Mas sabem por que é que estou dizendo isso agora? Porque, da mesma forma que há gente que ignora até hoje o que aconteceu na Ditadura, mesmo assistindo a essas séries que retratam na ficção o período, também há muita gente ignorando que o que na época faziam com opositores políticos é o que o Estado segue fazendo com moradores de periferias, a maioria negros.
As violações praticadas cotidianamente nas favelas hoje, neste período dito democrático, são semelhantes àquelas. Pessoas são torturadas até a morte e “desaparecem”, como Amarildo; presas injustamente, como Rafael Braga; executadas por policiais nos chamados “autos de resistência”, como tantos jovens negros cujas histórias contamos na Ponte.
Dá nó na garganta. Não passa. Não dá pra engolir.

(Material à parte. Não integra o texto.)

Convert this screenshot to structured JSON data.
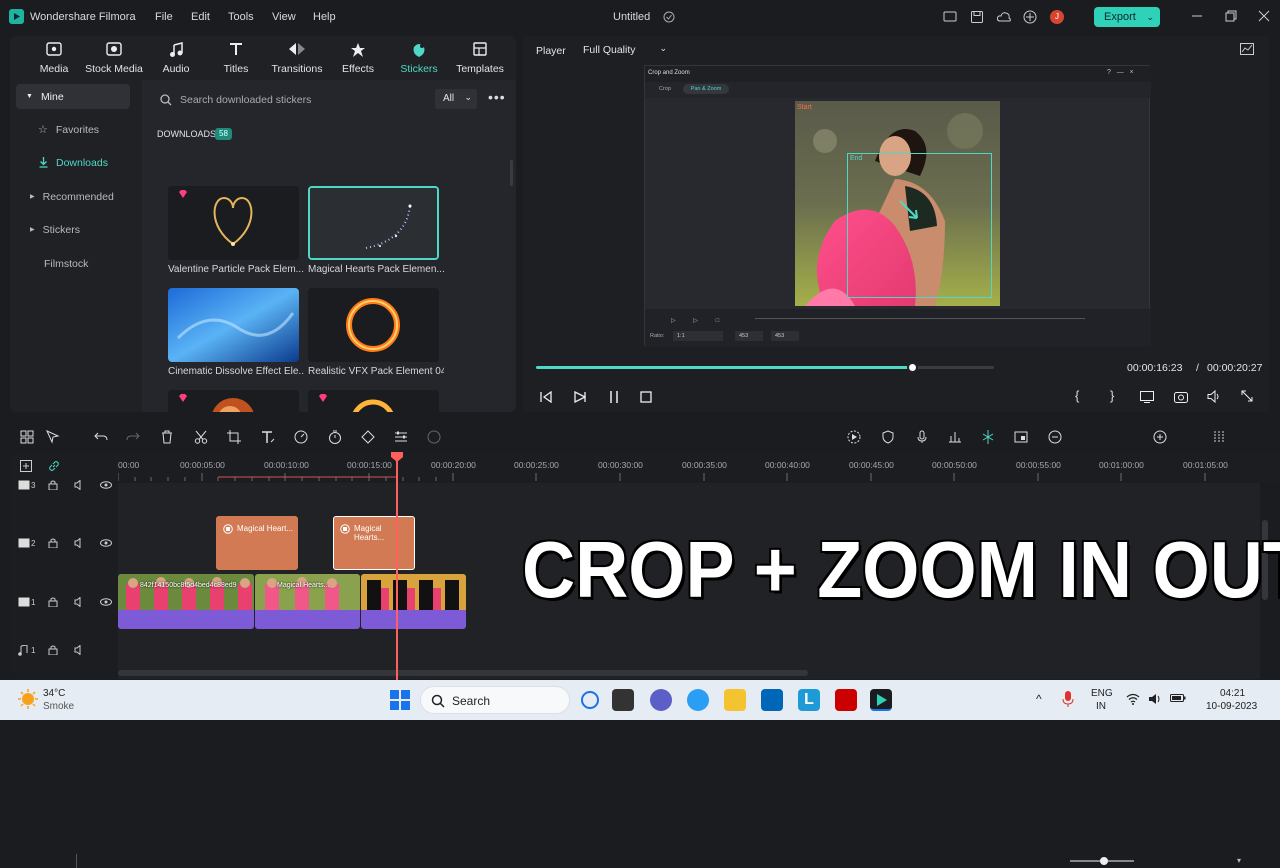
{
  "app": {
    "name": "Wondershare Filmora",
    "doc_title": "Untitled",
    "menu": [
      "File",
      "Edit",
      "Tools",
      "View",
      "Help"
    ],
    "export_label": "Export",
    "user_initial": "J"
  },
  "media_tabs": [
    {
      "label": "Media",
      "icon": "media-icon"
    },
    {
      "label": "Stock Media",
      "icon": "stock-media-icon"
    },
    {
      "label": "Audio",
      "icon": "music-note-icon"
    },
    {
      "label": "Titles",
      "icon": "text-icon"
    },
    {
      "label": "Transitions",
      "icon": "transitions-icon"
    },
    {
      "label": "Effects",
      "icon": "effects-icon"
    },
    {
      "label": "Stickers",
      "icon": "stickers-icon",
      "active": true
    },
    {
      "label": "Templates",
      "icon": "templates-icon"
    }
  ],
  "sidebar": {
    "items": [
      {
        "label": "Mine",
        "state": "expanded"
      },
      {
        "label": "Favorites"
      },
      {
        "label": "Downloads",
        "selected": true
      },
      {
        "label": "Recommended"
      },
      {
        "label": "Stickers"
      },
      {
        "label": "Filmstock"
      }
    ]
  },
  "stickers": {
    "search_placeholder": "Search downloaded stickers",
    "filter": "All",
    "section_title": "DOWNLOADS",
    "count": "58",
    "items": [
      {
        "label": "Valentine Particle Pack Elem...",
        "premium": true
      },
      {
        "label": "Magical Hearts Pack Elemen...",
        "premium": false,
        "selected": true
      },
      {
        "label": "Cinematic Dissolve Effect Ele...",
        "premium": false
      },
      {
        "label": "Realistic VFX Pack Element 04",
        "premium": false
      },
      {
        "label": "",
        "premium": true
      },
      {
        "label": "",
        "premium": true
      }
    ]
  },
  "player": {
    "label": "Player",
    "quality": "Full Quality",
    "current_time": "00:00:16:23",
    "separator": "/",
    "total_time": "00:00:20:27",
    "progress": 0.82
  },
  "inner_dialog": {
    "title": "Crop and Zoom",
    "tabs": [
      "Crop",
      "Pan & Zoom"
    ],
    "start_label": "Start",
    "end_label": "End",
    "ratio_label": "Ratio:",
    "ratio_value": "1:1",
    "width": "453",
    "height": "453"
  },
  "timeline": {
    "ticks": [
      "00:00",
      "00:00:05:00",
      "00:00:10:00",
      "00:00:15:00",
      "00:00:20:00",
      "00:00:25:00",
      "00:00:30:00",
      "00:00:35:00",
      "00:00:40:00",
      "00:00:45:00",
      "00:00:50:00",
      "00:00:55:00",
      "00:01:00:00",
      "00:01:05:00"
    ],
    "tracks": [
      {
        "num": "3",
        "type": "video"
      },
      {
        "num": "2",
        "type": "video"
      },
      {
        "num": "1",
        "type": "video"
      },
      {
        "num": "1",
        "type": "audio"
      }
    ],
    "sticker_clips": [
      "Magical Heart...",
      "Magical Hearts..."
    ],
    "video_clip_labels": [
      "842f14150bc8f5d4bed4c88ed9",
      "Magical Hearts..."
    ]
  },
  "caption": "CROP + ZOOM IN OUT",
  "taskbar": {
    "weather_temp": "34°C",
    "weather_desc": "Smoke",
    "search_label": "Search",
    "lang_top": "ENG",
    "lang_bottom": "IN",
    "time": "04:21",
    "date": "10-09-2023"
  },
  "colors": {
    "accent": "#4fd8c5",
    "clip_orange": "#d17a54",
    "video_clip": "#7e5bd6",
    "playhead": "#ff5f5f"
  }
}
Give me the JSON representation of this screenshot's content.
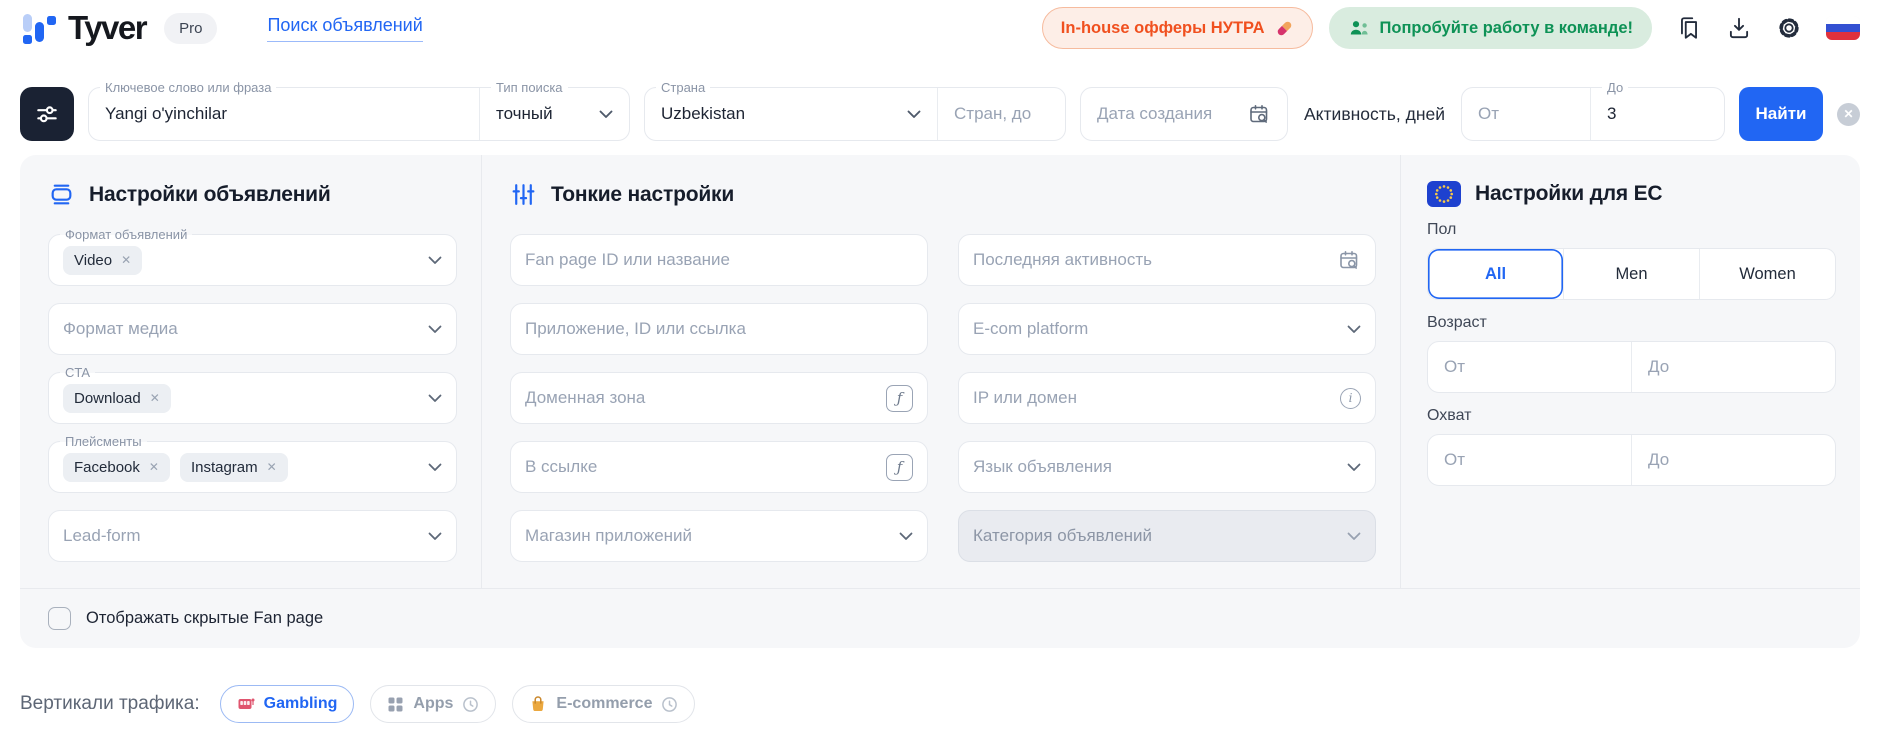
{
  "header": {
    "brand": "Tyver",
    "plan_badge": "Pro",
    "nav_link": "Поиск объявлений",
    "offers_button": "In-house офферы НУТРА",
    "team_button": "Попробуйте работу в команде!"
  },
  "filters_bar": {
    "keyword_label": "Ключевое слово или фраза",
    "keyword_value": "Yangi o'yinchilar",
    "type_label": "Тип поиска",
    "type_value": "точный",
    "country_label": "Страна",
    "country_value": "Uzbekistan",
    "countries_to_placeholder": "Стран, до",
    "date_placeholder": "Дата создания",
    "activity_label": "Активность, дней",
    "activity_from_placeholder": "От",
    "activity_to_label": "До",
    "activity_to_value": "3",
    "search_button": "Найти"
  },
  "ads_settings": {
    "title": "Настройки объявлений",
    "format_label": "Формат объявлений",
    "format_chips": [
      "Video"
    ],
    "media_placeholder": "Формат медиа",
    "cta_label": "CTA",
    "cta_chips": [
      "Download"
    ],
    "placements_label": "Плейсменты",
    "placements_chips": [
      "Facebook",
      "Instagram"
    ],
    "leadform_placeholder": "Lead-form"
  },
  "fine_settings": {
    "title": "Тонкие настройки",
    "fanpage_placeholder": "Fan page ID или название",
    "app_placeholder": "Приложение, ID или ссылка",
    "domain_zone_placeholder": "Доменная зона",
    "in_link_placeholder": "В ссылке",
    "app_store_placeholder": "Магазин приложений",
    "last_activity_placeholder": "Последняя активность",
    "ecom_placeholder": "E-com platform",
    "ip_placeholder": "IP или домен",
    "language_placeholder": "Язык объявления",
    "category_placeholder": "Категория объявлений"
  },
  "eu_settings": {
    "title": "Настройки для ЕС",
    "gender_label": "Пол",
    "gender_options": [
      "All",
      "Men",
      "Women"
    ],
    "gender_selected": "All",
    "age_label": "Возраст",
    "reach_label": "Охват",
    "from_placeholder": "От",
    "to_placeholder": "До"
  },
  "panel_footer": {
    "checkbox_label": "Отображать скрытые Fan page",
    "checkbox_checked": false
  },
  "verticals": {
    "label": "Вертикали трафика:",
    "items": [
      {
        "label": "Gambling",
        "active": true
      },
      {
        "label": "Apps",
        "active": false
      },
      {
        "label": "E-commerce",
        "active": false
      }
    ]
  },
  "glyphs": {
    "remove": "✕",
    "function": "ƒ",
    "info": "i",
    "close": "✕"
  },
  "colors": {
    "accent_blue": "#2166F3",
    "dark_navy": "#1A2233",
    "panel_bg": "#F6F7F9",
    "orange": "#F0501F",
    "green": "#0E9256",
    "flag_blue": "#3350D2",
    "flag_red": "#E0313C"
  }
}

Nem essa violência de Estado e nem o silêncio sorridente de uma parcela da sociedade diante da chacina, parafraseando fragmento da música “Haiti”, de Caetano e Gil.
Quando eu era pequena e ouvia as histórias dos meus pais, de seus companheiros e de tantos outros que haviam passado por tudo aquilo, não poderia imaginar que, um dia, durante minha juventude, veria essa situação pavorosa. “Na inocência de criança de tão pouca idade”, pra usar as palavras de João Nogueira na música “Espelho”, eu considerava impossível que tais violações fossem praticadas numa democracia.
Mas, infelizmente, no Brasil, a democracia não se consolidou ainda, como se vê. E num país que não conhece seu passado, a barbárie se repete, evidenciando que, sem trabalhar políticas voltadas à memória, verdade e justiça, não há a consolidação de um Estado Democrático de Direito, não há respeito à dignidade humana e as desigualdades se aprofundam.
O que aconteceu naquele período não pode ser mudado. Mas a gente está vendo no que deu e tem o dever de evitar que isso se repita. O que está acontecendo hoje pode e precisa ser mudado, com urgência. Não é admissível que pessoas acreditem que há vidas que importam menos que outras. Deveria ser de todos nós a dor de cada família que teve uma parte de si arrancada pelo Estado, que tem o dever de garantir a todos os seus cidadãos, sem distinção, o direito à vida, e não só não o cumpre como opera uma potente máquina de matar. E a gente sabe bem quem é que está sendo morto nesse massacre cotidiano.